By Joan Nwagwu
The meeting between the Federal Government and the Organised Labour over the recent hike in fuel price and electricity tariff has been postponed till Monday, Sept. 28, for further deliberation, the News Agency of Nigeria (NAN) reports.
Labour leaders and the Federal Government had met in Abuja on Thursday to deliberate on the development after organised labour threatened to shut down the economy on Monday, Sept. 28, if the hikes were not reversed.
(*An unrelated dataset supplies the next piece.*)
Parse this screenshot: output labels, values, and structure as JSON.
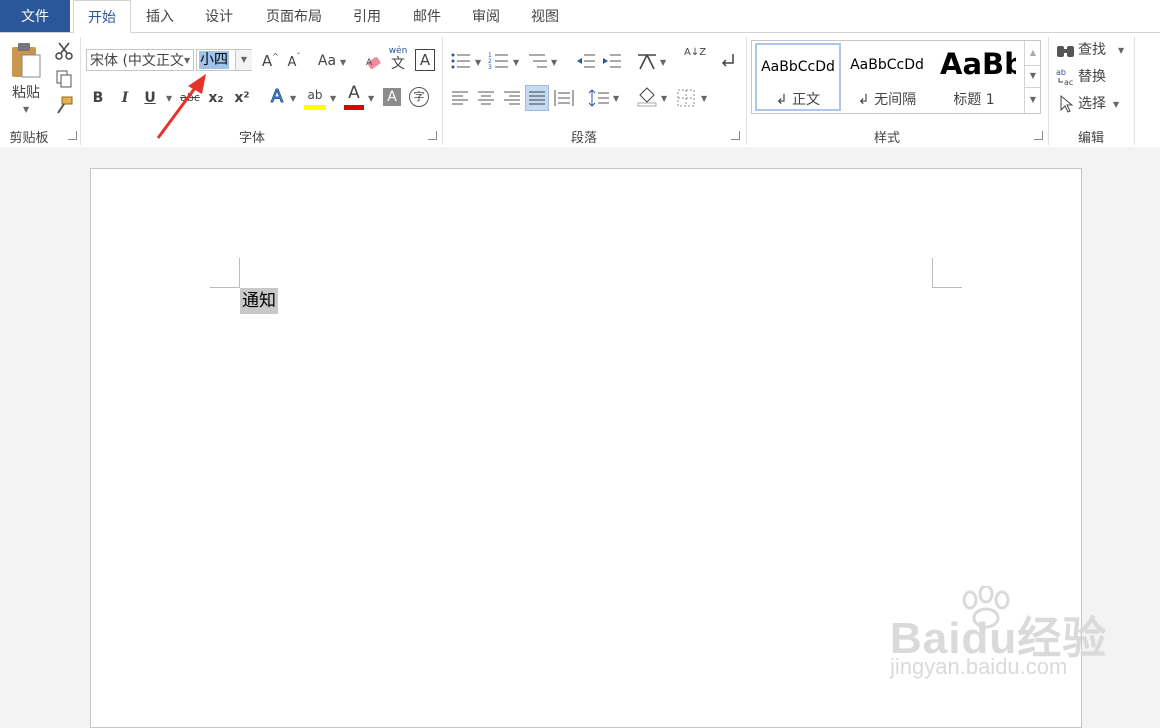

But with the duo unable to reach an agreement during the closed door meeting, Mr Ayuba Wabba, President of the Nigeria Congress (NLC), told anxious newsmen that discussions would continue on Monday.
“The discussions will continue on Monday, by 3 p.m,” he said.
NAN reports that shortly before the bilateral talks went into the closed door session, Mr Boss Mustapha, Secretary to the Government of the Federation (SGF), had appealed to the organised labour to “show understanding on the issues”.
“The recent increase in electricity tariff and petroleum pump price was not intended to cause pain or harm. The decision was taken in the utmost interest of all people and the working class.
“I had the privilege of working in the Presidential Transition Committee set up by President Muhammadu Buhari and I remembered some of the decisions that were presented to him.
“One of the decisions by the team considered as low hanging fruit in 2015 was deregulation. President Buhari objected to it. Thereafter, the issue was reflected in the final report.
“There was the need to consider seriously the issues relating to deregulation of petroleum sector and the need to look at energy sufficiency and efficiency, and what needed to be done.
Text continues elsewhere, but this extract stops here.